Performing actions on the behalf of users

Quick question about one assumption, which I don’t see made explicit: The named-server requirement assumes that this runner tool must be in total control of starting and stopping the notebook server. This begets the complicated ReadWriteMany storage problem because the probability of two servers running at the same time with access to the same data is high. If, instead, the requirement were only that the notebook server were running, this could be simplified a great deal (not without its own costs):

  1. ensure user server is running (use it if so, rather than start a new one)
  2. run the job on the server
  3. let the idle culler shut it down (we can’t know that the user didn’t show up while we were running)
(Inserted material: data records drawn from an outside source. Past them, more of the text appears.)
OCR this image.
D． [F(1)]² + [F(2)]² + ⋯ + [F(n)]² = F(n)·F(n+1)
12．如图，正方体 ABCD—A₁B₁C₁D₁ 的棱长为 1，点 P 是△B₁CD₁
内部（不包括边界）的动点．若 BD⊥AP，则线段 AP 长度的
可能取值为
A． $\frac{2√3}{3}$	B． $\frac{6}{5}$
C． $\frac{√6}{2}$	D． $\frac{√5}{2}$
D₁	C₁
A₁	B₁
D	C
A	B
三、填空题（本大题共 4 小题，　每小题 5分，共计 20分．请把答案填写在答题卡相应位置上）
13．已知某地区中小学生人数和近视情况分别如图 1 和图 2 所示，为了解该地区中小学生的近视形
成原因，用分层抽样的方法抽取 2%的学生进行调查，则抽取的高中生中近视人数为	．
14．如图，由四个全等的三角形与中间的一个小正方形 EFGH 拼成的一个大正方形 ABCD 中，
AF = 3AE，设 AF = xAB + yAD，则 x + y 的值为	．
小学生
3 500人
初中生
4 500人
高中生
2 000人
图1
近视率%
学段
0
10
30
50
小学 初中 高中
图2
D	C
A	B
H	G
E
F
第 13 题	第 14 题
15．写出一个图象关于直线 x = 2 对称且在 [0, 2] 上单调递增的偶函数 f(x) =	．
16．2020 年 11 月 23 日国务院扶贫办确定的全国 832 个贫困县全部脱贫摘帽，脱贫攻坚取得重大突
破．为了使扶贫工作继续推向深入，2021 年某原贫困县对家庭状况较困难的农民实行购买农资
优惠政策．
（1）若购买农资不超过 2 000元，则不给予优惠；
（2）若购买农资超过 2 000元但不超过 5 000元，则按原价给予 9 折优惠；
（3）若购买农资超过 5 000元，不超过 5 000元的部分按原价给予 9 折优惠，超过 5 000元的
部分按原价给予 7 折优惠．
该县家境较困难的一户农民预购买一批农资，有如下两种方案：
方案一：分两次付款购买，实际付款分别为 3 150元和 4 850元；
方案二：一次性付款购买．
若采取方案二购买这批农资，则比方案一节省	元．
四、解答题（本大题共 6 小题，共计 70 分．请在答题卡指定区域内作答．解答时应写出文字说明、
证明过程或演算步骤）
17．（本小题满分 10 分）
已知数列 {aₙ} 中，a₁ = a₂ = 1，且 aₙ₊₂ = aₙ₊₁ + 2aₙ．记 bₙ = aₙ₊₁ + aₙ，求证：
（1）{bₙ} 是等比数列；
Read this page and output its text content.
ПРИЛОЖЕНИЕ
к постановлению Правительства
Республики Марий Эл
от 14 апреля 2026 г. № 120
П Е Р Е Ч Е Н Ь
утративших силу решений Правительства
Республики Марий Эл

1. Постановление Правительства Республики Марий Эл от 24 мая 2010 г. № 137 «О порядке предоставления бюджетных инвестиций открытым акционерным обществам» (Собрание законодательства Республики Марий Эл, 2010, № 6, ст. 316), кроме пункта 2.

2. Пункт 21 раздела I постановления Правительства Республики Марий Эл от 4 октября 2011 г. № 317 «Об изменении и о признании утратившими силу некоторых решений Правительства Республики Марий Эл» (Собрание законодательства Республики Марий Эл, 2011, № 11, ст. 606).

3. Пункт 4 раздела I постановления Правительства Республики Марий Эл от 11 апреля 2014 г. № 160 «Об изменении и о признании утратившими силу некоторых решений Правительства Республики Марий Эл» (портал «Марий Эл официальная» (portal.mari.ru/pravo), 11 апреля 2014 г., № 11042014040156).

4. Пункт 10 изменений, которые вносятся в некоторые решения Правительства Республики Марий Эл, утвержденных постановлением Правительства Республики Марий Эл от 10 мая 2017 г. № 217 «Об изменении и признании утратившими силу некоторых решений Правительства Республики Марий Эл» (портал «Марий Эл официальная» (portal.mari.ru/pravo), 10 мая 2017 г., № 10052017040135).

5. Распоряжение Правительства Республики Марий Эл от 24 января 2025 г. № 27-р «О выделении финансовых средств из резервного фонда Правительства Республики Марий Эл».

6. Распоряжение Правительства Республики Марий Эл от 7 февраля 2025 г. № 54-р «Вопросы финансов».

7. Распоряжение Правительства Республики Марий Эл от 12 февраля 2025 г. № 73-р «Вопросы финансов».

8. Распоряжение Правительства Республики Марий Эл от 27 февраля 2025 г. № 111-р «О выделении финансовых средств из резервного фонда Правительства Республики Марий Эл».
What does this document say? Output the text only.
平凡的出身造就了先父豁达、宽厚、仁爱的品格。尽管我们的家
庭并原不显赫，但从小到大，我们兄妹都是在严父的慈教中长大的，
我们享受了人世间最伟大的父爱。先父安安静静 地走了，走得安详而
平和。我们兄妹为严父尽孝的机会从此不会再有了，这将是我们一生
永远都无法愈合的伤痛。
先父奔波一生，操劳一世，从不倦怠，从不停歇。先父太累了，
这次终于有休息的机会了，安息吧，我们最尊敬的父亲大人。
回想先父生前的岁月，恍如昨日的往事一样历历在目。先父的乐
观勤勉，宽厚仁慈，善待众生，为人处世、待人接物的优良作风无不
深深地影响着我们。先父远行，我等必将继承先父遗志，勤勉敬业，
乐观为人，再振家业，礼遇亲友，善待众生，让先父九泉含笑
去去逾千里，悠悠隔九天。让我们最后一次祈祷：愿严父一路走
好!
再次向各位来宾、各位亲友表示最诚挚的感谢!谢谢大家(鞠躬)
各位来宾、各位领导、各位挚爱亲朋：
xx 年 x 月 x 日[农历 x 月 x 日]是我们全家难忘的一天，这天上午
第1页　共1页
This should eliminate the need to control the server and guarantee multi-server concurrent disk access. It does so at the expense of fitting the job resource requests within those of a possibly-in-use server, rather than allowing independent resource requests for offline jobs.

Back to the broader question of JupyterHub API vs Kube-directly: as I usually do, I think both make sense. In the long term, though, I think talking directly to kube via airflow/papermill/what have you is the lighter weight, more robust approach. The challenge, then, is the Jupyter server configuration/extension that makes it convenient to load all the necessary properties, env, etc. into the pod/job template. Most if not all should be accessible from the user’s notebook server environment already. While JupyterHub does a lot with credentials, ultimately that’s all environment variables in the pod, so passing them on to another pod via the creation of a job-specific secret shouldn’t be the biggest hurdle.

Concurrent PV access does come back as an issue, though there are ways around that, mainly by saying that jobs don’t actually have access to home - e.g. bundling a job context as a copy (a la docker build when using docker machine). This doesn’t scale for large data (just try running docker build if you have a local node_modules directory…), but large data is hopefully coming from something other than a home volume that can already be multiply mounted, etc.

If going the JupyterHub API path, I would go with the above simplified proposal of ensuring a server is running, rather than owning it entirely, and saving the more tailored approach if you want separate resources/concurrency/etc. like you get from direct use of a job system.

2 Likes